Not far from the coasts of California and Alaska, three newly discovered species of sea spiders thrive where methane escapes from the ocean floor.
Far from being hostile to this greenhouse gas, these tiny creatures measuring barely half an inch (1 cm) indirectly consume it through a unique biological partnership. At these depths, life doesn't depend on the Sun but on gases released by sediments. Researchers discovered that sea spiders of the Sericosura genus host bacteria on their shells that transform methane into nutrients.
The males carry the spider eggs, also ensuring the transmission of nutritious bacteria. Credit: Shana Goffredi/PNAS
Thanks to this intimate pact, the spiders don't need to capture prey. They simply graze on the bacteria that colonize their own exoskeleton. A behavior never observed before in these animals, according to the team led by Shana Goffredi, a biologist at Occidental College in Los Angeles.

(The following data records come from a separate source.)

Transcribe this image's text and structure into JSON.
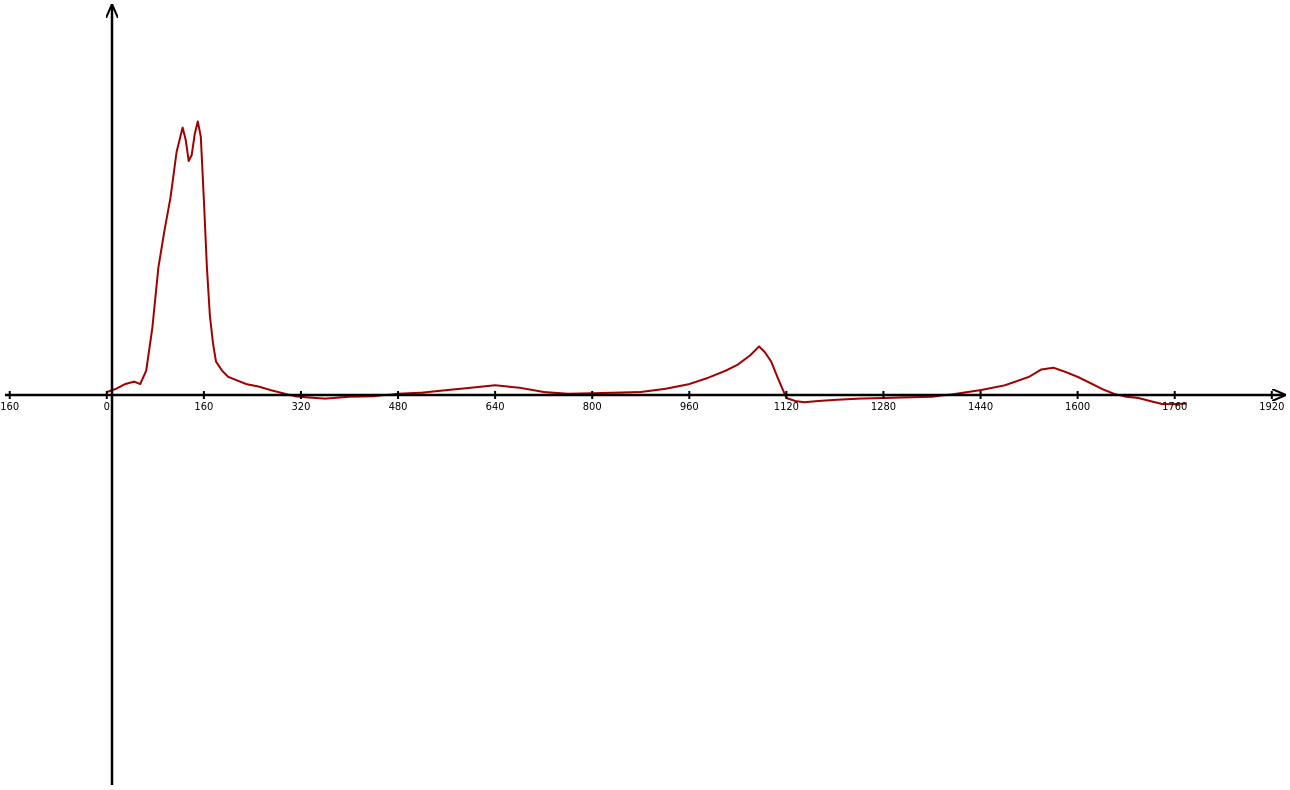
{
  "colors": {
    "axis": "#000000",
    "series": "#a00000",
    "background": "#ffffff"
  },
  "chart_data": {
    "type": "line",
    "title": "",
    "xlabel": "",
    "ylabel": "",
    "grid": false,
    "xlim": [
      -176,
      1950
    ],
    "ylim": [
      -650,
      650
    ],
    "x_ticks": [
      {
        "value": -160,
        "label": "160"
      },
      {
        "value": 0,
        "label": "0"
      },
      {
        "value": 160,
        "label": "160"
      },
      {
        "value": 320,
        "label": "320"
      },
      {
        "value": 480,
        "label": "480"
      },
      {
        "value": 640,
        "label": "640"
      },
      {
        "value": 800,
        "label": "800"
      },
      {
        "value": 960,
        "label": "960"
      },
      {
        "value": 1120,
        "label": "1120"
      },
      {
        "value": 1280,
        "label": "1280"
      },
      {
        "value": 1440,
        "label": "1440"
      },
      {
        "value": 1600,
        "label": "1600"
      },
      {
        "value": 1760,
        "label": "1760"
      },
      {
        "value": 1920,
        "label": "1920"
      }
    ],
    "series": [
      {
        "color": "#a00000",
        "x": [
          0,
          15,
          30,
          45,
          55,
          65,
          75,
          85,
          95,
          105,
          115,
          125,
          130,
          135,
          140,
          145,
          150,
          155,
          160,
          165,
          170,
          175,
          180,
          190,
          200,
          215,
          230,
          250,
          270,
          290,
          310,
          330,
          360,
          400,
          440,
          480,
          520,
          560,
          600,
          640,
          680,
          720,
          760,
          800,
          840,
          880,
          920,
          960,
          990,
          1020,
          1040,
          1060,
          1075,
          1085,
          1095,
          1105,
          1120,
          1135,
          1150,
          1170,
          1200,
          1240,
          1280,
          1320,
          1360,
          1400,
          1440,
          1480,
          1520,
          1540,
          1560,
          1580,
          1600,
          1620,
          1640,
          1660,
          1680,
          1700,
          1720,
          1740,
          1760,
          1780
        ],
        "y": [
          5,
          10,
          18,
          22,
          18,
          40,
          110,
          210,
          270,
          325,
          400,
          440,
          420,
          385,
          395,
          430,
          450,
          425,
          320,
          210,
          130,
          85,
          55,
          40,
          30,
          24,
          18,
          14,
          8,
          3,
          -2,
          -4,
          -6,
          -3,
          -2,
          2,
          4,
          8,
          12,
          16,
          12,
          5,
          2,
          3,
          4,
          5,
          10,
          18,
          28,
          40,
          50,
          65,
          80,
          70,
          55,
          30,
          -5,
          -10,
          -12,
          -10,
          -8,
          -6,
          -5,
          -4,
          -3,
          2,
          8,
          16,
          30,
          42,
          45,
          38,
          30,
          20,
          10,
          2,
          -3,
          -5,
          -10,
          -15,
          -15,
          -14
        ]
      }
    ]
  }
}
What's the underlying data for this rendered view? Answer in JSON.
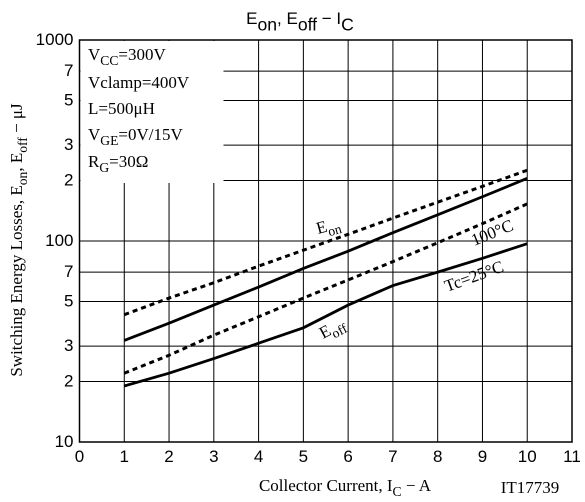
{
  "chart_data": {
    "type": "line",
    "title": [
      {
        "text": "E"
      },
      {
        "text": "on",
        "sub": true
      },
      {
        "text": ", E"
      },
      {
        "text": "off",
        "sub": true
      },
      {
        "text": "  −  I"
      },
      {
        "text": "C",
        "sub": true
      }
    ],
    "xlabel": [
      {
        "text": "Collector Current, I"
      },
      {
        "text": "C",
        "sub": true
      },
      {
        "text": "  −  A"
      }
    ],
    "ylabel": [
      {
        "text": "Switching Energy Losses, E"
      },
      {
        "text": "on",
        "sub": true
      },
      {
        "text": ", E"
      },
      {
        "text": "off",
        "sub": true
      },
      {
        "text": "  −  μJ"
      }
    ],
    "code": "IT17739",
    "xlim": [
      0,
      11
    ],
    "xticks": [
      0,
      1,
      2,
      3,
      4,
      5,
      6,
      7,
      8,
      9,
      10,
      11
    ],
    "ylim": [
      10,
      1000
    ],
    "yscale": "log",
    "yticks": [
      10,
      {
        "value": 20,
        "label": "2"
      },
      {
        "value": 30,
        "label": "3"
      },
      {
        "value": 50,
        "label": "5"
      },
      {
        "value": 70,
        "label": "7"
      },
      100,
      {
        "value": 200,
        "label": "2"
      },
      {
        "value": 300,
        "label": "3"
      },
      {
        "value": 500,
        "label": "5"
      },
      {
        "value": 700,
        "label": "7"
      },
      1000
    ],
    "grid": true,
    "x": [
      1,
      2,
      3,
      4,
      5,
      6,
      7,
      8,
      9,
      10
    ],
    "series": [
      {
        "color": "#000000",
        "dashed": true,
        "values": [
          43,
          52,
          62,
          75,
          90,
          108,
          130,
          156,
          187,
          225
        ]
      },
      {
        "color": "#000000",
        "dashed": false,
        "values": [
          32,
          39,
          48,
          59,
          73,
          89,
          110,
          135,
          166,
          205
        ]
      },
      {
        "color": "#000000",
        "dashed": true,
        "values": [
          22,
          27,
          34,
          42,
          52,
          64,
          79,
          98,
          122,
          153
        ]
      },
      {
        "color": "#000000",
        "dashed": false,
        "values": [
          19,
          22,
          26,
          31,
          37,
          48,
          60,
          70,
          82,
          97
        ]
      }
    ],
    "annotations": [
      [
        {
          "text": "V"
        },
        {
          "text": "CC",
          "sub": true
        },
        {
          "text": "=300V"
        }
      ],
      [
        {
          "text": "Vclamp=400V"
        }
      ],
      [
        {
          "text": "L=500μH"
        }
      ],
      [
        {
          "text": "V"
        },
        {
          "text": "GE",
          "sub": true
        },
        {
          "text": "=0V/15V"
        }
      ],
      [
        {
          "text": "R"
        },
        {
          "text": "G",
          "sub": true
        },
        {
          "text": "=30Ω"
        }
      ],
      [
        {
          "text": "E"
        },
        {
          "text": "on",
          "sub": true
        }
      ],
      [
        {
          "text": "100°C"
        }
      ],
      [
        {
          "text": "Tc=25°C"
        }
      ],
      [
        {
          "text": "E"
        },
        {
          "text": "off",
          "sub": true
        }
      ]
    ]
  }
}
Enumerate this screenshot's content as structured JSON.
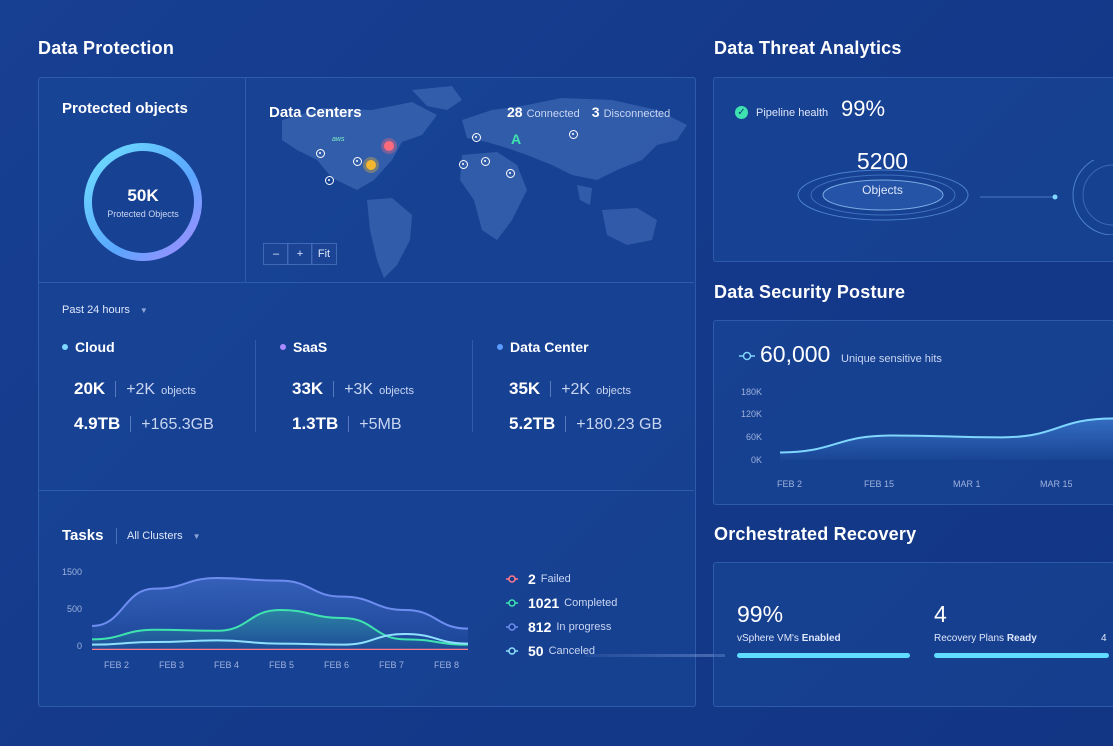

Unlike their predatory cousins, these spiders have neither hooks nor specialized appendages to trap other invertebrates. Their survival tools are on their very bodies: a miniature farm, constantly regenerated by methane bubbles emerging from the seafloor. Isotopic analysis of tissues confirms that carbon from methane is indeed integrated into their diet.
The reproduction of these sea spiders reveals another aspect of their intimate association with bacteria. In these species, females release their eggs through tiny openings at the "knees." Males immediately collect them and carefully wrap them around their legs, forming protective biological bracelets.
During incubation, the eggs remain in close contact with the male's exoskeleton, already colonized by methanotrophic bacteria. This direct exposure allows the young spiders, still inside their eggs, to be introduced very early to their future food sources.
Once hatched, the larvae inherit not only genes but also useful microbes, like a living legacy. These pioneer bacteria, already adapted to the methanotrophic lifestyle, immediately settle on the young exoskeletons, providing them with nourishment from their first moments.
This vertical microbial transfer, from father to offspring, had never been observed in sea spiders. It could provide a new model for studying microbiome inheritance in other animals, including humans.
This symbiosis, already known in tube worms or sponges, takes on a novel form in an arthropod here. Nicole Dubilier, a microbiologist at the Max Planck Institute, highlights the precision of this partnership: even though most bacteria are consumed, their reproduction continues thanks to this stable balance.
Researchers believe these species play an important role in capturing underwater methane, potentially preventing its release into the atmosphere. This reinforces the idea that ocean depths harbor natural climate regulation mechanisms.
The discovery highlights the extreme localization of deep-sea ecosystems. Each species appears attached to a very specific area.